Oysters Rockefeller

30 min

5 min

8 as appetizer


For the oysters

2 Dozen oysters halves

4 Tsp salted butter

2 Crushed cloves of garlic

1/4 Cup breadcrumbs

2 Diced shallots

1 Cup chopped fresh spinach

A shot Pernod

Salt and pepper to taste


2 Tablespoons olive oil

1/4 Cup grated parmesan

1 Teaspoon chopped parsley

Sea salt

Lemon for garnish

For the sauce

2/3 Cup White wine vinegar

2 Diced shallots

2 Tsp crushed black pepper

1 Tsp chopped chervil

Juice of ½ lemon

Oysters Rockefeller




Oysters on a broiler? Yep, it works! And how! You've never had such delicious Oysters Rockefeller.

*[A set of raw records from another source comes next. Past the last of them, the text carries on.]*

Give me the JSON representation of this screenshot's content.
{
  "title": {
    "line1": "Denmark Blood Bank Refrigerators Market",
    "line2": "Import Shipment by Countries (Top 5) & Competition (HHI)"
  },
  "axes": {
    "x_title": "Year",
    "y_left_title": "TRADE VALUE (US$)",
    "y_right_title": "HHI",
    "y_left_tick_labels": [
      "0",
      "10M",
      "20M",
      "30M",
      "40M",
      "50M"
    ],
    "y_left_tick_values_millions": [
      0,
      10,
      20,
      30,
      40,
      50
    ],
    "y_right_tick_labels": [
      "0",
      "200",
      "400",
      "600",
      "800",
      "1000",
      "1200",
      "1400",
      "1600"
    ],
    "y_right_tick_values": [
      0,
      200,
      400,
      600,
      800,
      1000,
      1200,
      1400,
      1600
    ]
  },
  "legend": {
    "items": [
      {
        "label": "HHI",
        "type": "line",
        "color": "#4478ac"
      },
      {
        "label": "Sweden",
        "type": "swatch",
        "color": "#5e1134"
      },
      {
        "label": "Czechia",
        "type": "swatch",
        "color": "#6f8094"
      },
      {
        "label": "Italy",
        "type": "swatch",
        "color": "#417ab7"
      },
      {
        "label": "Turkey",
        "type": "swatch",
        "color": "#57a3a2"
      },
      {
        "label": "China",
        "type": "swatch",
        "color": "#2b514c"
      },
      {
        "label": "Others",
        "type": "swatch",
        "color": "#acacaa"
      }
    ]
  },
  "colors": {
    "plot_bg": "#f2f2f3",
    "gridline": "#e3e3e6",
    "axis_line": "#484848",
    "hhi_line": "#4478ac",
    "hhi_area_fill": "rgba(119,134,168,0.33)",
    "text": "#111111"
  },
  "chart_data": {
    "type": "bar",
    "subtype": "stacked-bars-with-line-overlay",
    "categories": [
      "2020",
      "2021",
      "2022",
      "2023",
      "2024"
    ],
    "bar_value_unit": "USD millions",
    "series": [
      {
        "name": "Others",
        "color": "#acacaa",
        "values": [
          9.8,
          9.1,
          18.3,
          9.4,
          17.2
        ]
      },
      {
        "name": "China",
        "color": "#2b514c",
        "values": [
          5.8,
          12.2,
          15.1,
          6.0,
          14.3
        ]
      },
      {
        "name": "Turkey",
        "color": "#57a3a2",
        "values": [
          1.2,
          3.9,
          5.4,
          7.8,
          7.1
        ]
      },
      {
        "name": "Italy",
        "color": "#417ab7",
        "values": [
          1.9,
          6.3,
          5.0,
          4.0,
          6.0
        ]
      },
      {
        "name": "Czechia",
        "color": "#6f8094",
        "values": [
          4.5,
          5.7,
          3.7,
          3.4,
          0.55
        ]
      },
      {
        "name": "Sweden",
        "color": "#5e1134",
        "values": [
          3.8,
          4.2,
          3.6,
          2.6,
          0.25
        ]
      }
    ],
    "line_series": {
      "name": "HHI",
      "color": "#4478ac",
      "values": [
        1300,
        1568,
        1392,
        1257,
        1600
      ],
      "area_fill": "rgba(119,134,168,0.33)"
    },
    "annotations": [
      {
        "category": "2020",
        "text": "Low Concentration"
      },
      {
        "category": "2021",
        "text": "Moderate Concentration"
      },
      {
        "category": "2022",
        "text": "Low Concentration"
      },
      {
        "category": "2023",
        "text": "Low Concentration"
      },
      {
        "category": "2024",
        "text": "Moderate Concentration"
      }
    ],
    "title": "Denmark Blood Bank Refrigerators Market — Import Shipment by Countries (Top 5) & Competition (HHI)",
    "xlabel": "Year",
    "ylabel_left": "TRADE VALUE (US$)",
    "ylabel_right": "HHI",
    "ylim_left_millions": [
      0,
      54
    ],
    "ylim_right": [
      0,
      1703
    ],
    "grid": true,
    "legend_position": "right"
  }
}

Fun fact: the recipe was invented 1899 in New Orleans and named after John D. Rockefeller, the richest American at the times, because it is so rich. Try it tonight!





  1. First, mix all the ingredients for the sauce in a bowl and let them sit while you prepare the other ingredients.

  2. Melt butter in a pan. Add garlic and cook for about 2 minutes, until the butter takes on the garlic flavor.

  3. In a bowl, combine the bread crumbs with half the melted garlic butter mix and set aside.

  4. Now add the shallots and spinach to the remaining garlic butter in the pan and cook until the spinach is wilted. Douse with Pernod and simmer for a few minutes.

  5. Meanwhile add olive oil, Parmesan, parsley, salt and pepper to the breading mixture and mix.

  6. Open the oysters with an oyster knife. Place a heaping teaspoon of spinach mixture on each oyster and top with a heaping teaspoon of breadcrumb mixture.



  1. Preheat the Otto Grill. Place the oysters on the grill rack. Alternatively, you can sprinkle the grease collection tray generously with sea salt place the oysters on it so they don’t tip over. Toast the oysters over low heat and a small flame until the breading mixture is golden brown. Garnish with sauce and a piece of lemon.